Dünya Ekonomik Forumu’nun 2020 Küresel Cinsiyet Eşitsizliği raporuna göre, Türkiye 153 ülke arasında 130. sırada. Arkasında Suudiler falan var. Ancak kadını toplumsal yaşama katmış ve kadın başbakanlar da çıkarmış olsa bile, kapitalizmde kadın hakları hem güdük, hem de kadın yaşamı dahi Allah’a emanet!

İngiltere’de kadınlar onca uğraşın ardından oy hakkını 1920’de elde etti. Fransa’da 1944’te. Hele –sıkı durun– İsviçre’de 1971’de!

Siyasal yaşama katılmada bin bir engelle boğuşan kadınlar, kapitalizmin krizininse ilk kurbanları oluyor. Pandemide örneğin kapitalist ülkelerin en gelişmişinde bile önce kadınlar işsiz kaldı. Eve iş alma en çok onların boynunda zincir. Ev ve bakım işleri de cabası.

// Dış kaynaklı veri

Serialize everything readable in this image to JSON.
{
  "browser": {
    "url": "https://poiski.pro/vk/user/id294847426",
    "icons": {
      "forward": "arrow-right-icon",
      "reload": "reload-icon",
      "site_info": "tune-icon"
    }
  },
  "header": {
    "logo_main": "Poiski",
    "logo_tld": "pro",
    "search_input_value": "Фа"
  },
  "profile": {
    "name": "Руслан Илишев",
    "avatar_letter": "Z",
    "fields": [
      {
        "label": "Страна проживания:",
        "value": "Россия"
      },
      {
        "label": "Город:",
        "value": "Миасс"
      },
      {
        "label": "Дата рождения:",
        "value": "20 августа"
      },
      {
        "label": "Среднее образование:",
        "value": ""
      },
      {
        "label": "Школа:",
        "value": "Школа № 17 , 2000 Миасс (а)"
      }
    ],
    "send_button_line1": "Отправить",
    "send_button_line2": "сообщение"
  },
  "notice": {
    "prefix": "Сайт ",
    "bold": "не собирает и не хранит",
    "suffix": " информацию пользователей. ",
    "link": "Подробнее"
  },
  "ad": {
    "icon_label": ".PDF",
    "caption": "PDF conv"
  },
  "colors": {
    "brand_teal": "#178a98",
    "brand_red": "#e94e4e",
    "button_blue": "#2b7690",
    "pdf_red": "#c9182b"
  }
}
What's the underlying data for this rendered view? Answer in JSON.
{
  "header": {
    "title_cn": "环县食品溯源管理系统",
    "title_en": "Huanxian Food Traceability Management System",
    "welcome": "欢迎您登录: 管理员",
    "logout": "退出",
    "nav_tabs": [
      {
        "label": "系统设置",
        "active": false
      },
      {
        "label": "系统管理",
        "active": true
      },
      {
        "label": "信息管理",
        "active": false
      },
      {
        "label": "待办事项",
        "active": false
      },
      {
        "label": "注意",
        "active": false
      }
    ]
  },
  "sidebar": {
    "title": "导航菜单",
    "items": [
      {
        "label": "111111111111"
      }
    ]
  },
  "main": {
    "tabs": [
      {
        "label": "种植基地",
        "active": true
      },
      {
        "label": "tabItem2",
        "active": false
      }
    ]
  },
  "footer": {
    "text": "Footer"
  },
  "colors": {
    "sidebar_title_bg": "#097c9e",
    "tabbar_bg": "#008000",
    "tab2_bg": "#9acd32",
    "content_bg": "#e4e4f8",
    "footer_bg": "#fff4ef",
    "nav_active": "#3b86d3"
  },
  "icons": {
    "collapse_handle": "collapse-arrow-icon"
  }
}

Misliyle sömürülüp ezilmenin, yakınları olan erkekler tarafından öldürülmenin Türkiye’si, İngiltere’si, Amerika’sı yok! Kadın her yerde aynı kadere sıkıştırılıyor. Türkiye, bir demokratik devrimden geçmemişliği ve gericilik yarışında birinciliğe oynayan rejimiyle en berbatlarından, ama İngiltere de matah durumda değil. Hükümet “kadınlar gece sokağa çıkmasın” propagandası yapıyor. Sarah’ın katlinin protestosu ise yasaklanmaya çalışılıyor.

Ancak kadınlar da boyun eğmiyor artık. Ne Türkiye ne de İngiltere’de!